This story was originally published by Mother Jones and is reproduced here as part of the Climate Desk collaboration.
Chinese President Xi Jinping met this week with a powerful American leader who believes climate change is real and wants to open the economic floodgates for U.S.-China cooperation on green tech.
I’m not kidding.
While reporters struggled to find out if President Donald Trump has any knowledge of climate science in the wake of abandoning the Paris climate deal, California Gov. (and prominent Trump critic) Jerry Brown was posing for photos with Chinese leaders — and pandas — in a full-frontal offensive to position his state not only as a leader on climate action, but as a quasi-nation-state looking to fill the void in reliable American leadership created by Trump.
He signed climate pacts with regional officials in Chinese provinces Jiangsu and Sichuan, met a slew of Chinese government ministers, and inked a major agreement with the central government to boost direct China-California cooperation on renewable energy, zero-emission vehicles, and low-carbon cities. Brown appeared with energy ministers from 24 countries and the European Union at this week’s Clean Energy Ministerial in Beijing, and his delegation is scheduled to meet 75 Chinese companies interested in working with California.
Another focus in Beijing is a side event for the “Under2 Coalition,” a group Brown helped found in 2015, which now consists of 170 “sub-national” jurisdictions in 33 countries (including two Chinese provinces) committed to fighting climate change.
“The key to Paris was President Xi and President Obama meeting together,” Brown said in Chengdu earlier this week, according to the Los Angeles Times. Now, “it’s up to President Xi to advance the ball.
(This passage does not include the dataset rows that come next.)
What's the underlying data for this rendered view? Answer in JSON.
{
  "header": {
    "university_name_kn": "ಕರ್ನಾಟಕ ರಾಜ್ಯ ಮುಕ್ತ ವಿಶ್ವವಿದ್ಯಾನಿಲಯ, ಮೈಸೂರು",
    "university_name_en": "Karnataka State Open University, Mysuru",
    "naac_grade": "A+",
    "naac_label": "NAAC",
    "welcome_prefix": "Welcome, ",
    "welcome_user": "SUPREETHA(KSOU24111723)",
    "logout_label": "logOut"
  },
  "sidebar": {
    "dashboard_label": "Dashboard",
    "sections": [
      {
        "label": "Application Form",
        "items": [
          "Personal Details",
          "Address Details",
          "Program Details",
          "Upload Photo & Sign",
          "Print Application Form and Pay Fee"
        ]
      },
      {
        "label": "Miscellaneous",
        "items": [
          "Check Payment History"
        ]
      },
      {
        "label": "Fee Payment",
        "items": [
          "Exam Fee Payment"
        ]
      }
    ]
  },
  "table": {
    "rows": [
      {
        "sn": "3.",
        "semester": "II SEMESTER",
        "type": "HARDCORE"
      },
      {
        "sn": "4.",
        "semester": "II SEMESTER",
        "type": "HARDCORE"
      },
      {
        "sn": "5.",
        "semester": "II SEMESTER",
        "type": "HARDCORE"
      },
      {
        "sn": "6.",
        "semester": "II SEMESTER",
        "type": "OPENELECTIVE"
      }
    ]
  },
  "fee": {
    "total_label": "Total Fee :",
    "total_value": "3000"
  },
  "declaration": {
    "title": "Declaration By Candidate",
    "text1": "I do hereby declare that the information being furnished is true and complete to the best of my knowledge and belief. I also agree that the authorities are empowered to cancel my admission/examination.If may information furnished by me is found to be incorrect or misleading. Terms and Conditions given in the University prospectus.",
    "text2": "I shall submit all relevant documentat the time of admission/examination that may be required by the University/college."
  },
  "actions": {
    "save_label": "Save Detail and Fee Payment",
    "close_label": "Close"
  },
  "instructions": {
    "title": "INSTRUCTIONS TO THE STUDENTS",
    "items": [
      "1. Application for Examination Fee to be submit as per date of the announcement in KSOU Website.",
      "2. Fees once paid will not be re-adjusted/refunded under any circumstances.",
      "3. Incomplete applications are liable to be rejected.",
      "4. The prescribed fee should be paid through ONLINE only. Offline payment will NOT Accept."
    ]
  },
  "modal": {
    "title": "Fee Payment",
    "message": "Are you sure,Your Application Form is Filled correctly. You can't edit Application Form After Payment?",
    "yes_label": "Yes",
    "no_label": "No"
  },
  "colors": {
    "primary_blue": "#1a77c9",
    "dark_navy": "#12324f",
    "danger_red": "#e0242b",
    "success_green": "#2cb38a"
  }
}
We want to stand behind him and make that possible.”
“It’s complicated to bring panda bears” to the US, Brown says on tour. “You have to know a lot of powerful people.” pic.twitter.com/b5YPd8QvWg
— jessicameyers (@jessicameyers) June 4, 2017
In contrast, Trump railed against China last Thursday when he committed to leaving the Paris deal, casting the United States as a victim of an international conspiracy to steal U.S. jobs. “They can do whatever they want in 13 years, not us,” he said of China’s emissions plans. (That is not true.)